TwineoTwineo

Privacy Policy

Effective Date: March 30, 2026

Introduction

Twineo provides an AI-powered digital twin service that helps founders and solopreneurs generate content on X (Twitter) in their own style. We are committed to protecting your privacy and complying with the General Data Protection Regulation (GDPR).

Data We Collect

  • X (Twitter) Data: Your public tweet history, replies, and profile information via X OAuth.
  • Authentication Data: Google account information (name, email) via Google OAuth.
  • Usage Data: How you interact with the platform, generated tweets, approval/rejection feedback.
  • AI Training Data: Your past tweets and content used to train your personal AI twin (Style Profile).
  • Technical Data: IP address, browser type, device information, server logs.

How We Use Your Data

  • Train and operate your personal AI twin.
  • Generate tweets and replies in your style each morning.
  • Improve the service and develop new features.
  • Communicate with you (account notifications, product updates, support).
  • Comply with applicable legal obligations.

Legal Basis (GDPR)

  • Contract performance: providing the service you signed up for.
  • Legitimate interest: service improvement, security, fraud prevention.
  • Consent: where required (e.g. certain marketing communications).

Third-Party Processors

We share your data only with trusted sub-processors, all operating under GDPR-compliant Data Processing Agreements:

  • Anthropic (Claude API) — AI content generation.
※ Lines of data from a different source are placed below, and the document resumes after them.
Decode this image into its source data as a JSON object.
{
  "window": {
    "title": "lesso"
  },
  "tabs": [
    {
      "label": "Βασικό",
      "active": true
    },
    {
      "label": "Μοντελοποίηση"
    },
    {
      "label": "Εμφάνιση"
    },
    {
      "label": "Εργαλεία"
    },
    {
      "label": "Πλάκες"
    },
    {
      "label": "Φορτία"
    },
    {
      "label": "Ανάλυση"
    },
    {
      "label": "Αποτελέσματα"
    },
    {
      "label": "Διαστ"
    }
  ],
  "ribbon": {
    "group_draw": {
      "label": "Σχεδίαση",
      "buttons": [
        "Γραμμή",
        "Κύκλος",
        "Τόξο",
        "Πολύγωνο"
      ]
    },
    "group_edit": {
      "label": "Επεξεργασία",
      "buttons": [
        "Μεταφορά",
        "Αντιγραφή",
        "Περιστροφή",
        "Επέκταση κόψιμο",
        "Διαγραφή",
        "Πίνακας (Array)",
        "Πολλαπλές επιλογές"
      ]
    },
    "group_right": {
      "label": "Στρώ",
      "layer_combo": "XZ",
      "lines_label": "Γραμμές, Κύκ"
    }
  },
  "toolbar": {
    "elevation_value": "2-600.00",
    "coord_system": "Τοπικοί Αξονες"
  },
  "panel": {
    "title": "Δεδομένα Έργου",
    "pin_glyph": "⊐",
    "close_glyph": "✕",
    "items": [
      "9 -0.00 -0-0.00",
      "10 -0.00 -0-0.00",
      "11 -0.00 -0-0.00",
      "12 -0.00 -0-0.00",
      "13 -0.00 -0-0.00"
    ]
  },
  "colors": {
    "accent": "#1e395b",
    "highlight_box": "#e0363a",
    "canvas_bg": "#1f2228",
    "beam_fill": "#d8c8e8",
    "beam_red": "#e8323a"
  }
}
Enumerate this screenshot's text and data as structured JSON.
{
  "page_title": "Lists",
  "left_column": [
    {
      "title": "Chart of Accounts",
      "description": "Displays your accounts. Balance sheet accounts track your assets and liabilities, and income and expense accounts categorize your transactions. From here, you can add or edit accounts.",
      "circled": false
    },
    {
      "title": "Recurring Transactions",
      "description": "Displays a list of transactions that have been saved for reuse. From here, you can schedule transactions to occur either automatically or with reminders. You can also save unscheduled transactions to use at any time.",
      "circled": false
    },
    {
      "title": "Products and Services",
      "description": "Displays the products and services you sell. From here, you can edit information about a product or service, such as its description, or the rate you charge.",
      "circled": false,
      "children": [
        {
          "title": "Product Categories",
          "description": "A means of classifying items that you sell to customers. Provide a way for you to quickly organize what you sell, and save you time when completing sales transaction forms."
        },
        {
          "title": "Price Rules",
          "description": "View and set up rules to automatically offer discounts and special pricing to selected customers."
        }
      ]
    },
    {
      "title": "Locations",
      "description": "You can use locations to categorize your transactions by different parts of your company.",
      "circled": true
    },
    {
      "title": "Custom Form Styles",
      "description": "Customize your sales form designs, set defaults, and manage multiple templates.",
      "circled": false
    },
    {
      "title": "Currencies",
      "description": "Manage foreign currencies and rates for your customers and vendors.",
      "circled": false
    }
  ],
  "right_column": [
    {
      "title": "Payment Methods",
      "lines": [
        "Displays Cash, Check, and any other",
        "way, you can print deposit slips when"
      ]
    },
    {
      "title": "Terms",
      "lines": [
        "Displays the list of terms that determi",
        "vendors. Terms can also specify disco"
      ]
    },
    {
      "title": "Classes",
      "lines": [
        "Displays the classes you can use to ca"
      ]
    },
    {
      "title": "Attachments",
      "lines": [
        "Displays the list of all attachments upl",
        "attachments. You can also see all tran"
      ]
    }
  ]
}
Your data is not used to train their global models.
  • Neon (PostgreSQL) — Primary database hosting.
  • Fly.io — Backend server hosting.
  • Upstash / Redis — Caching and rate limiting.
  • Vercel — Frontend hosting.
  • Stripe — Secure payment processing (if applicable).
  • Google & X (Twitter) — Authentication only.

We do not sell your personal data. Ever.

Data Retention

  • X history & AI Style Profile: Retained while your account is active + 30 days after deletion (for recovery purposes).
  • Usage logs: Maximum 12 months.

Data is deleted or anonymized when no longer necessary for the stated purposes.

Your GDPR Rights

As a user, you have the right to:

  • Access and receive a copy of your personal data (data portability).
  • Rectify inaccurate data.
  • Erase your data (Right to be Forgotten).
  • Restrict or object to processing.
  • Withdraw consent at any time.

To exercise these rights, contact: contact@gettwineo.com

International Transfers

Data is primarily hosted within the EU or via providers using Standard Contractual Clauses (SCCs) for any transfers outside the EU.

Security

We implement technical and organizational security measures including encryption at rest and in transit, access controls, and regular security reviews to protect your data.